Masses of dried vegetables
Perfect mounds of spices
Nuts and dried fruits
Prepared foods for the “meze” or little dishes that are typically served when drinking alcohol, but are often served before a meal as well. These are readily available, so people tend to purchase them ready made, rather than making them at home.
Mezes can be hot or cold, spicy or savory, or salty. Sometimes most of them will be of vegetables and meat, and other times they will be of vegetables and fish.
The Turks love their pistachios, so it’s no surprise to find that they would put them in their cheese too.
Slabs of the wonderful honey found in this part of the world
Honeycomb, cut off, and ready to go home with someone.
I have a feeling these are dried intestines
I believe these are the little pots used for making Turkish coffee.
We stopped and had a snack of this which is philo dough that has been boiled and then baked, making it kind of chewy.
This place was making their version of a pida
Big vat of diluted yogurt for drinking. It’s covered in big milk bubbles, like somebody blew into it with a straw.
Fancy shish kebab sticks
Pretty beaded curtains
Paddles for putting bread and pidas into the oven
These little hand sewing machines were a popular item being sold by street people, both in Istanbul and Athens.
Tobacco for “roll your own” cigarettes. Love the sign below the bags!
This is a mold for making a Turkish cookie. The designs are distinctive to various regions and families.
This thing scared the dickens out of me! It is a goat skin bag that is used for making cheese. The cheese hangs in the goat skin for 8 months.
Finally we entered the market itself.
Different kinds of baklava. The one in the middle is called Jennifer lips, because they look like lips
As you can see these are Tulumba which is fried batter soaked in sugar syrup.
Dried mulberries. We currently have fresh mulberries in the markets here in Shanghai.
Another kind of sweet
This store in the market sells every kind of dried fruit you can think of.
The dried fruit was so beautiful, I wanted to buy it all!
Spices, actually in the spice market.
So many different kinds of Turkish Delight
Here we are at Ucuzcular, store no. 51 in the spice bazaar. This store is run by the newest generation of the family. Both siblings have been educated in the US. Along with spices they also sell the aromatic oils in this picture, teas, skin care products and soap.

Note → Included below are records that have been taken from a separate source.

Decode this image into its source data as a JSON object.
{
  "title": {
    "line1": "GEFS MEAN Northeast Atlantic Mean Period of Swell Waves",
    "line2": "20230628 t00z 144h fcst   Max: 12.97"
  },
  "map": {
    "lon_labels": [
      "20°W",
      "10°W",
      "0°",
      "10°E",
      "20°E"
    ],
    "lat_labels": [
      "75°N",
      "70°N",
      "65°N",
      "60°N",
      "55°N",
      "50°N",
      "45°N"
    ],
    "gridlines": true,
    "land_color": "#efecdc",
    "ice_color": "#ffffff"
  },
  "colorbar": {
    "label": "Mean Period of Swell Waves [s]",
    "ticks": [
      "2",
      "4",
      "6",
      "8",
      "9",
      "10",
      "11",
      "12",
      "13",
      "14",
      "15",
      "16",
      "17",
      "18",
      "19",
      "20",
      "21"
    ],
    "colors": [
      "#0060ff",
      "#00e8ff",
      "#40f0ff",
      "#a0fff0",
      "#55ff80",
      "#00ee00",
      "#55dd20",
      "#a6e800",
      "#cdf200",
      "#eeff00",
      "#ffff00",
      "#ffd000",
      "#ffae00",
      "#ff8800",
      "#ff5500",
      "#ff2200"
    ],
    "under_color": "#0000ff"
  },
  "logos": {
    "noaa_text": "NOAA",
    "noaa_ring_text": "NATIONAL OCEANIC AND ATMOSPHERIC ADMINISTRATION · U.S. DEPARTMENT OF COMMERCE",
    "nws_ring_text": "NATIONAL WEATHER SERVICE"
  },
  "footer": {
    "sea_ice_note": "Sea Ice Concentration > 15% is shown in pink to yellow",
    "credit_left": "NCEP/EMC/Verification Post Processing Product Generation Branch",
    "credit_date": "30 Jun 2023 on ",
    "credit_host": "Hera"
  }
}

Here are Meredith and I with Bilge (next to me), who is the store owner and Taciser, our guide, next to Bilge. Imagine our surprise to learn that Bilge had gone to the University of Rochester and had been to Corning to the glass museum! We had a great time tasting her spices. I can’t wait to get back to the States so I can open up the ones I bought and use them!
Back outside, we walked on an interesting street where you could buy things like pet food.
Or have your feet nibbled on by fish! This was popular in Bali. Unfortunately it’s a great way to get foot or blood diseases, as people’s feet bleed from the bites and often they don’t change the water between customers. Are you grossed out yet?
A very handsome brown pigeon (I think) for sale. Maybe we have brown pigeons in the US, but I don’t remember seeing them. They’re quite common in this part of the world.
I’ll stop here for this post and finish the tour in another one, as the number of pictures is getting unwieldy.